To find the mass of the product, we need to determine the limiting reactant. In other words, which reactant is going to run out first and prevent the reaction from going any further?
Magnesium oxide (MgO) has a molar mass of 40.30 g/mol, and water (H2O) has a molar mass of 18.02 g/mol. So let's calculate the number of moles we have of each.
For MgO:
40.00 g = 40.00 g/mol (molar mass of MgO)
And for H2O:
18.00 g = 18.00 g/mol (molar mass of H2O)
Now, we can compare the number of moles of each reactant. The reaction requires one mole of MgO and one mole of H2O to produce one mole of Mg(OH)2. But since the molar ratio is 1:1, the reactant with the fewer moles will determine the maximum amount of product we can get.
In this case, since 40.00 g of MgO is equal to 1 mole (40.00 g/mol), and 18.00 g of H2O is equal to 1 mole (18.00 g/mol), we can tell that H2O is the limiting reactant because it gives us the lower number of moles.
So, the reaction will consume all the 18.00 grams of water, and we'll be left with 1 mole of Mg(OH)2. The molar mass of Mg(OH)2 is 58.33 g/mol.
Therefore, the mass of the product Mg(OH)2 will be 58.33 grams. Voila!
To find the mass of the product, magnesium hydroxide (Mg(OH)2), we need to determine the limiting reactant. The limiting reactant is the reactant that will be completely consumed first, thus determining the maximum amount of product that can be obtained.
To find the limiting reactant, we need to compare the number of moles of each reactant.

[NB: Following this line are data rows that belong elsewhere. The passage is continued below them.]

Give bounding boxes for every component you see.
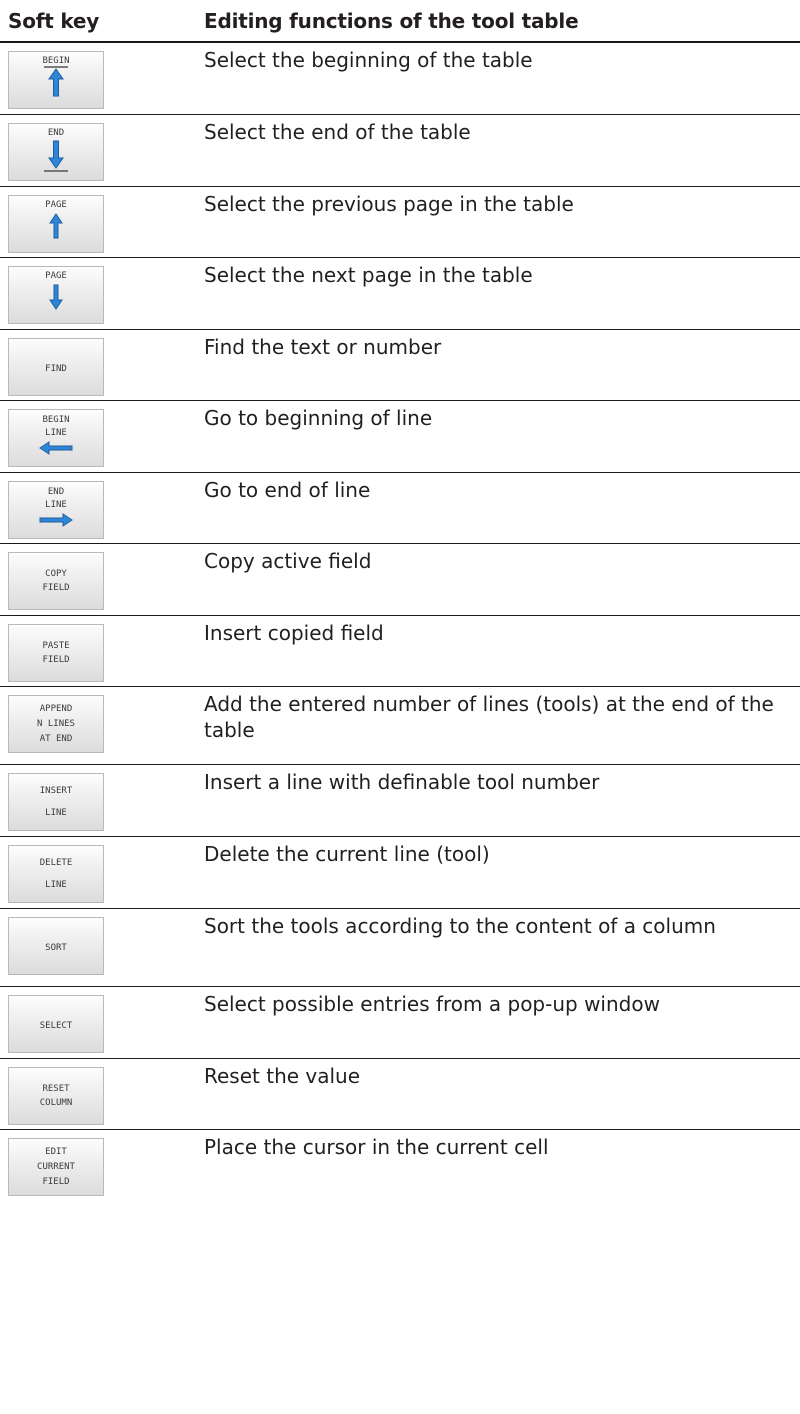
row-description: Place the cursor in the current cell bbox=[204, 1135, 549, 1159]
softkey-label: APPEND bbox=[40, 704, 73, 714]
arrow-to-bottom-icon bbox=[44, 140, 68, 172]
table-row: COPY FIELD Copy active field bbox=[0, 544, 800, 616]
table-row: SELECT Select possible entries from a po… bbox=[0, 987, 800, 1059]
softkey-label: PAGE bbox=[45, 271, 67, 281]
row-description: Sort the tools according to the content … bbox=[204, 914, 716, 938]
softkey-delete-line[interactable]: DELETE LINE bbox=[8, 845, 104, 903]
table-row: PASTE FIELD Insert copied field bbox=[0, 616, 800, 687]
table-row: APPEND N LINES AT END Add the entered nu… bbox=[0, 687, 800, 765]
softkey-reset-column[interactable]: RESET COLUMN bbox=[8, 1067, 104, 1125]
softkey-label: FIELD bbox=[42, 1177, 69, 1187]
softkey-label: FIELD bbox=[42, 655, 69, 665]
softkey-label: COPY bbox=[45, 569, 67, 579]
softkey-label: LINE bbox=[45, 808, 67, 818]
softkey-label: RESET bbox=[42, 1084, 70, 1094]
softkey-edit-current-field[interactable]: EDIT CURRENT FIELD bbox=[8, 1138, 104, 1196]
table-row: BEGIN Select the beginning of the table bbox=[0, 43, 800, 115]
row-description: Select possible entries from a pop-up wi… bbox=[204, 992, 660, 1016]
softkey-label: COLUMN bbox=[40, 1098, 73, 1108]
softkey-begin[interactable]: BEGIN bbox=[8, 51, 104, 109]
table-row: FIND Find the text or number bbox=[0, 330, 800, 401]
table-row: SORT Sort the tools according to the con… bbox=[0, 909, 800, 987]
softkey-end-line[interactable]: END LINE bbox=[8, 481, 104, 539]
table-row: PAGE Select the next page in the table bbox=[0, 258, 800, 330]
row-description: Select the previous page in the table bbox=[204, 192, 574, 216]
softkey-page-up[interactable]: PAGE bbox=[8, 195, 104, 253]
softkey-label: SORT bbox=[45, 943, 67, 953]
header-editing-functions: Editing functions of the tool table bbox=[204, 9, 579, 33]
table-row: INSERT LINE Insert a line with definable… bbox=[0, 765, 800, 837]
softkey-label: BEGIN bbox=[42, 56, 69, 66]
arrow-right-icon bbox=[39, 513, 73, 527]
softkey-append-n-lines[interactable]: APPEND N LINES AT END bbox=[8, 695, 104, 753]
softkey-label: N LINES bbox=[37, 719, 75, 729]
row-description: Go to beginning of line bbox=[204, 406, 433, 430]
row-description: Select the end of the table bbox=[204, 120, 471, 144]
table-header: Soft key Editing functions of the tool t… bbox=[0, 0, 800, 43]
softkey-label: SELECT bbox=[40, 1021, 73, 1031]
header-soft-key: Soft key bbox=[8, 9, 100, 33]
softkey-label: FIELD bbox=[42, 583, 69, 593]
table-row: BEGIN LINE Go to beginning of line bbox=[0, 401, 800, 473]
row-description: Select the next page in the table bbox=[204, 263, 533, 287]
row-description: Delete the current line (tool) bbox=[204, 842, 490, 866]
softkey-label: LINE bbox=[45, 428, 67, 438]
softkey-label: END bbox=[48, 487, 64, 497]
softkey-label: BEGIN bbox=[42, 415, 69, 425]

First, we determine the number of moles of magnesium oxide (MgO):
Mass of MgO = 40.00 g
Molar mass of MgO = 24.31 g/mol + 16.00 g/mol = 40.31 g/mol
Number of moles of MgO = Mass of MgO / Molar mass of MgO
= 40.00 g / 40.31 g/mol
â 0.9918 mol
Next, we determine the number of moles of water (H2O):
Mass of H2O = 18.00 g
Molar mass of H2O = (1.01 g/mol * 2) + 16.00 g/mol = 18.02 g/mol
Number of moles of H2O = Mass of H2O / Molar mass of H2O
= 18.00 g / 18.02 g/mol
â 0.9994 mol
Since the moles of reactants are approximately equal, we can say that the molar ratio of MgO to H2O is 0.9918 mol: 0.9994 mol, or approximately 1:1.
From the balanced equation, we know that the molar ratio of MgO to Mg(OH)2 is 1:1 as well. Therefore, from stoichiometry, the number of moles of Mg(OH)2 formed will be the same as the number of moles of MgO.
Number of moles of Mg(OH)2 = Number of moles of MgO
= 0.9918 mol
Now, we calculate the mass of Mg(OH)2 using the molar mass of Mg(OH)2:
Molar mass of Mg(OH)2 = (24.31 g/mol + (1.01 g/mol * 2)) + (16.00 g/mol + (1.01 g/mol * 2))
= 58.33 g/mol
Mass of Mg(OH)2 = Number of moles of Mg(OH)2 * Molar mass of Mg(OH)2
= 0.9918 mol * 58.33 g/mol
â 57.85 g
Therefore, the mass of the product, Mg(OH)2, will be approximately 57.85 grams.